Document size and compression algorithm for document


(Cong Wang) #1

Hello,

I would like to find out the estimate size of each document in my index. I use "GET /_nodes/stats" to list the "merges" section which has the following 2 numbers I am interested in.

"total_docs": 3277526192,
"total_size_in_bytes": 12506132649263,

The I calculate size of each doc roughly using this formular: total_size_in_bytes / total_docs

But the number is too small to me.

I searched around and found this article about LZ4 compression used for documents.

My questions are

  1. Is LZ4 document compression algorithm used by default for each document ? I am using 5.2.1.
  2. If so, what is exactly ratio number ? I goolged around and I got a rough number which is 64 on the best.

(Mark Walkom) #2
  1. LZ4 is the default, we can also do deflate.
  2. The ratio of what exactly?

(Cong Wang) #3

Thanks for your reply.

  1. So Can I think like this way ? all documents are compressed into smaller size using LZ4 by default. So the size of bytes of all documents I cat from index is smaller than the actual data transferred over the wire into ES.

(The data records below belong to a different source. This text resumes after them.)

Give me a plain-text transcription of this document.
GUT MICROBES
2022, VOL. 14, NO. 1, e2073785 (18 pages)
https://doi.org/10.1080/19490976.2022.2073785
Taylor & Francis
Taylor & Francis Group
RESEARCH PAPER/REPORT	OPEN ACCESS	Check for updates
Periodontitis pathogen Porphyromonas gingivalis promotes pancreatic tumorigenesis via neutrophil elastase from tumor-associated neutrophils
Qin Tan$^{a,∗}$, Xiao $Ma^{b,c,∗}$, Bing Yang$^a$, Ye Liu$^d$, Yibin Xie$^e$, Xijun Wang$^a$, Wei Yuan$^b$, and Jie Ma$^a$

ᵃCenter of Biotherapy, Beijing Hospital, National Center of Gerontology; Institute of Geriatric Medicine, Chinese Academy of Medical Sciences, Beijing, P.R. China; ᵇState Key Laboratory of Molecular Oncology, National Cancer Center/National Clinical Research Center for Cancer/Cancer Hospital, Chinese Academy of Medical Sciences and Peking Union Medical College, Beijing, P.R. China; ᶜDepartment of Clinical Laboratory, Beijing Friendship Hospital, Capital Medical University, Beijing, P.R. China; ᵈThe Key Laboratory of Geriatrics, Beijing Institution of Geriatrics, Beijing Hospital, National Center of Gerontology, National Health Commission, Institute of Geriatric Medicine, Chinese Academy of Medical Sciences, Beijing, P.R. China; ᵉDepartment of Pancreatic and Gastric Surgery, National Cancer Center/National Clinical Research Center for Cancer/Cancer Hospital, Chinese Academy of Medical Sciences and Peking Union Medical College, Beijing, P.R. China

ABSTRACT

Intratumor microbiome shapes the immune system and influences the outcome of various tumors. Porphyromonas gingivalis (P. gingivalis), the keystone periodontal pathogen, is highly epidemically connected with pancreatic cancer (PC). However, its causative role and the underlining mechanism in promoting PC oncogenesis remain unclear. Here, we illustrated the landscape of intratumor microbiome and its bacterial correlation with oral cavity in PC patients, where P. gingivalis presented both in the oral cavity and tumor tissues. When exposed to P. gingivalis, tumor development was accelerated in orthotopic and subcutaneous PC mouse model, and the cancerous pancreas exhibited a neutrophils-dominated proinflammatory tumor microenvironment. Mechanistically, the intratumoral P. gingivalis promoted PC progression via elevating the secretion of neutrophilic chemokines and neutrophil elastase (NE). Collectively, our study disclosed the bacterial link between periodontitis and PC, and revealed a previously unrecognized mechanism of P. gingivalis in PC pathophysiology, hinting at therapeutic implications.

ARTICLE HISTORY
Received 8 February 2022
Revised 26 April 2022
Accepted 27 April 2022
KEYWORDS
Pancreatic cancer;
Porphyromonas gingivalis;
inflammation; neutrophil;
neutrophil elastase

  2. ratio of compression. original document size is 100bytes, it became to 10bytes after compression. correct ?


(Mark Walkom) #4
  1. Yes.
  2. There is no set ratio, it's dependant on the document in question, other documents in the segment and even the sparsity of the document field values.

(Cong Wang) #5
  1. so does this mean that I can not know the actual document size based on the size number I get from Index ? I thought the compression ratio of LZ4 is nearly 64%.

(Cong Wang) #6

thanks.


(system) #7

This topic was automatically closed 28 days after the last reply. New replies are no longer allowed.